Damn, I wish Glenn Close made more movies.

Here, she plays Joan Castleman, the intelligent, dutiful, and endlessly stoic woman behind a Great Man, her husband, Joe. About to be awarded the Nobel Prize for Literature, Joe whisks his wife away to Stockholm for the ceremonies. They bring their son -- himself a struggling writer -- and are forced to tear themselves away from a very pregnant daughter. Unfortunately, the strain of Joe's narcissism reaches an unbearable tension, and Joan is forced to make some wrenching decisions about her work, her family, and her life.
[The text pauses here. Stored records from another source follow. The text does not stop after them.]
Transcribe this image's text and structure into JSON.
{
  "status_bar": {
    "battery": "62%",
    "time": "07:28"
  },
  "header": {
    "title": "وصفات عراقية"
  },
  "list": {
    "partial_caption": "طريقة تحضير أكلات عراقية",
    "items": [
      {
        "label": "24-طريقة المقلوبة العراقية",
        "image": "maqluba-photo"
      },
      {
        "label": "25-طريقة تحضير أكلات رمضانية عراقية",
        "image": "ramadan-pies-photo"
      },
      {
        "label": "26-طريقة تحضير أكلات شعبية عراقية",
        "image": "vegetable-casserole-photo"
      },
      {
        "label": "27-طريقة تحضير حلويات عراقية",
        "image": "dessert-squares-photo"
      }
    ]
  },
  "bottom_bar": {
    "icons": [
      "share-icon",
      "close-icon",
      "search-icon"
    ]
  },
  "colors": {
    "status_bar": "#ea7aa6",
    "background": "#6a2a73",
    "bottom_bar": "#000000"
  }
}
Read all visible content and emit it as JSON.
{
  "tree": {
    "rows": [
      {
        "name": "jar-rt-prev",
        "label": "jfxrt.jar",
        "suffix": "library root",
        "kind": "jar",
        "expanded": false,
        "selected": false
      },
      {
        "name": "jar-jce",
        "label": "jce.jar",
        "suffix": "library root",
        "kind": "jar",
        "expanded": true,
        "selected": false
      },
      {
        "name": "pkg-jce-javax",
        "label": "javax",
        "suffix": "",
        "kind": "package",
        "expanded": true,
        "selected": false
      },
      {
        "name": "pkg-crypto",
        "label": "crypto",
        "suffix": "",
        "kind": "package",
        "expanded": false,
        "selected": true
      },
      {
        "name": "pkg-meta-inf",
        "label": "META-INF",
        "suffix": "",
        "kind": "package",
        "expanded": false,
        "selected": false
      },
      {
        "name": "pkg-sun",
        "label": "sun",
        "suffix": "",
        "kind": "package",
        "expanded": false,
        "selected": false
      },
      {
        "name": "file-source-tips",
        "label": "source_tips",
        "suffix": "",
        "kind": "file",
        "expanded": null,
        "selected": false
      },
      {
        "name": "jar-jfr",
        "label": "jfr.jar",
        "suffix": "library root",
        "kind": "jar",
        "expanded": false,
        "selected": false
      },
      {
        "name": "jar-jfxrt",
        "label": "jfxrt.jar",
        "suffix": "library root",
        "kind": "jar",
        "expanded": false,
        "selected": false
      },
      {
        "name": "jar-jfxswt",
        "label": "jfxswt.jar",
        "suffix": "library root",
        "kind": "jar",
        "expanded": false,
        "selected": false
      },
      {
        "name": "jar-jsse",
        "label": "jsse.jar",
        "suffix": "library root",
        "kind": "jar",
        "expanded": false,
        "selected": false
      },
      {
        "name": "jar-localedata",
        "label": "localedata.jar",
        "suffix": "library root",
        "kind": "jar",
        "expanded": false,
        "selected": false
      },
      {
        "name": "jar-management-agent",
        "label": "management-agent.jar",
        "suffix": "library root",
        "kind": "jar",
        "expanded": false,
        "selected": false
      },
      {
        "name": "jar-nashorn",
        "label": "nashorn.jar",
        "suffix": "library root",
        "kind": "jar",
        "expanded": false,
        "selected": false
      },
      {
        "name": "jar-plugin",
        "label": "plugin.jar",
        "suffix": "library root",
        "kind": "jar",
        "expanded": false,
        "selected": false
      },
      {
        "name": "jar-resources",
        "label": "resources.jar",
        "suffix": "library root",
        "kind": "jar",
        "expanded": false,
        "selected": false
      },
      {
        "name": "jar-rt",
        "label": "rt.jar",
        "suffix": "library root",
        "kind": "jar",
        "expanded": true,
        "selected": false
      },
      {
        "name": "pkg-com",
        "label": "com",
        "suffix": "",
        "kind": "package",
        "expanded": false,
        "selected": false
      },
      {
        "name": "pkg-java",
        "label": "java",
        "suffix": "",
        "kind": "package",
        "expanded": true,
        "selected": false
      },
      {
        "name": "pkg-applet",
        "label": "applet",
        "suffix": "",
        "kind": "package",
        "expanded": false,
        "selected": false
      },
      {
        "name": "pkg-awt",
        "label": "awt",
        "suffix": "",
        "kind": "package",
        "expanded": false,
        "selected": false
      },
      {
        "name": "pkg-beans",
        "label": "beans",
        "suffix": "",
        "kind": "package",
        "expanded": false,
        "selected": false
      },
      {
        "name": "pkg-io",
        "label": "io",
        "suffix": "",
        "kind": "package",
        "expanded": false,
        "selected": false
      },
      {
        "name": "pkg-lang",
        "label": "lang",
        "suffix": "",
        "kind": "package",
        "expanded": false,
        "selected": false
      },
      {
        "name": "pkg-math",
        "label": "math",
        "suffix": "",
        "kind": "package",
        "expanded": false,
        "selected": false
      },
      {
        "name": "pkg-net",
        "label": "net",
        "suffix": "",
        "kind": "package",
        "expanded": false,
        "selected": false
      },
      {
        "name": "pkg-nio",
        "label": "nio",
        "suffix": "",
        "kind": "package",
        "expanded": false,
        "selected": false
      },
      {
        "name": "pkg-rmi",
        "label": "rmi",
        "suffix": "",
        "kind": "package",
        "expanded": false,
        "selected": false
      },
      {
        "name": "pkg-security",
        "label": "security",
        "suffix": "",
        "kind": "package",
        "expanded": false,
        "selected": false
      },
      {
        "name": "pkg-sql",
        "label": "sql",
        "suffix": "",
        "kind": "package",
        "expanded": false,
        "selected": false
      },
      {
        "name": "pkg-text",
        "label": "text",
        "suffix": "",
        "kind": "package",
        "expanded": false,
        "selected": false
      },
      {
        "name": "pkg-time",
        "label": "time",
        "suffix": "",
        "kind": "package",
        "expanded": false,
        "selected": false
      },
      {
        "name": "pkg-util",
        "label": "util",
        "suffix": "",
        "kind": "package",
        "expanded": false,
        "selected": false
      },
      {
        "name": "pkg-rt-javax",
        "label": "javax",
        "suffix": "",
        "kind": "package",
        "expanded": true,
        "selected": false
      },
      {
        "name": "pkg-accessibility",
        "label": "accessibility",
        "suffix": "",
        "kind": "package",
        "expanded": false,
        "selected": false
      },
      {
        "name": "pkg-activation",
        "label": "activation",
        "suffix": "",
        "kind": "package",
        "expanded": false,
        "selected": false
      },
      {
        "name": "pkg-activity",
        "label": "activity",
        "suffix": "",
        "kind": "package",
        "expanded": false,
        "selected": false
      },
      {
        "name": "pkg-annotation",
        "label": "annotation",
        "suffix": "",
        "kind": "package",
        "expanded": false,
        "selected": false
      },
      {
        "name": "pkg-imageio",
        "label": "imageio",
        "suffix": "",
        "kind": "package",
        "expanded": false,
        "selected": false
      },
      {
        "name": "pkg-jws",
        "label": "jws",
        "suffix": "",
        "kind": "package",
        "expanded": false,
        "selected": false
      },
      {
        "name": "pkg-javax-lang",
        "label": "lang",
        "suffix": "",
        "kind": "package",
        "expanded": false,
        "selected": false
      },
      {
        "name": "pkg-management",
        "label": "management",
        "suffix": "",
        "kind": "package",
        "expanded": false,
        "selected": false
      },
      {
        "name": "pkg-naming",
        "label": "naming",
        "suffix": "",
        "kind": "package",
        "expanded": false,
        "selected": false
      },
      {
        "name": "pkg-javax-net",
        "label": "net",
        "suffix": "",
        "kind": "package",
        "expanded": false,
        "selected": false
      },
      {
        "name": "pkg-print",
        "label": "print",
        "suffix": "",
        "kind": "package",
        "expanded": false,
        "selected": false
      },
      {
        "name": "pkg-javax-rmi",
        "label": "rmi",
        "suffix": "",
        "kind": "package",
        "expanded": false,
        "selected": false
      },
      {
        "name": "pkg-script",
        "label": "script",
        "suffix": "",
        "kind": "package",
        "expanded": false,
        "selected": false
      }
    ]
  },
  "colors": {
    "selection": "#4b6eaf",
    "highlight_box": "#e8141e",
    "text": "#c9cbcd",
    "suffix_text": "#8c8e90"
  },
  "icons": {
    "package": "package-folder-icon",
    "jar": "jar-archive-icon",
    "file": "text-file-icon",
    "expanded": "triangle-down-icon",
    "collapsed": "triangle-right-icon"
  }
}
During the course of its too-brief 100 minutes, The Wife dramatizes the energetic unraveling of many years of marriage in a way that is not terribly gimmicky, though it certainly stretches credulity in its efforts to craft a realistic chamber piece. The filmmakers balance expertly crafted drama with melancholic intervals that flash back to what we expect to be a happier time. We quickly learn, however, that in the trials of love and ambition, there can be only one victor.

To say more about the plot would be to rob the film's great pleasure. Not the plot, mind, but rather how the slowly unraveling plot informs our understanding of Glenn Close's amazing performance as the (no less amazingly written) wife. She is far more than meets the eye, of course, and though this is no thriller, shocked gasps whistled through the theater multiple times as we saw her character revealed incrementally.

And though the film clearly prefers Joan to Joe, Jonathan Pryce delivers an awesome performance in a wholly thankless role as the to-be laureate. To call him monstrous might be fitting, once we learn his true designs, but painting these characters in broad strokes is to destroy the finer points of the film. While we may at times be frustrated with these characters for doing (or not doing) what we want, the film reminds us several times -- in emotionally jarring moments of psychological whiplash -- that the people we love are never stock characters. To label these people is to dehumanize them, and us by extension. Even those we love the most can and will hurt us the most; the question is how we respond.

P.S.: The only reason I cannot award this film full marks is that Max Irons, playing their Hamlet-like son, never looks good. In fact, I can scarcely imagine how much effort went into making him look so bad. For shame.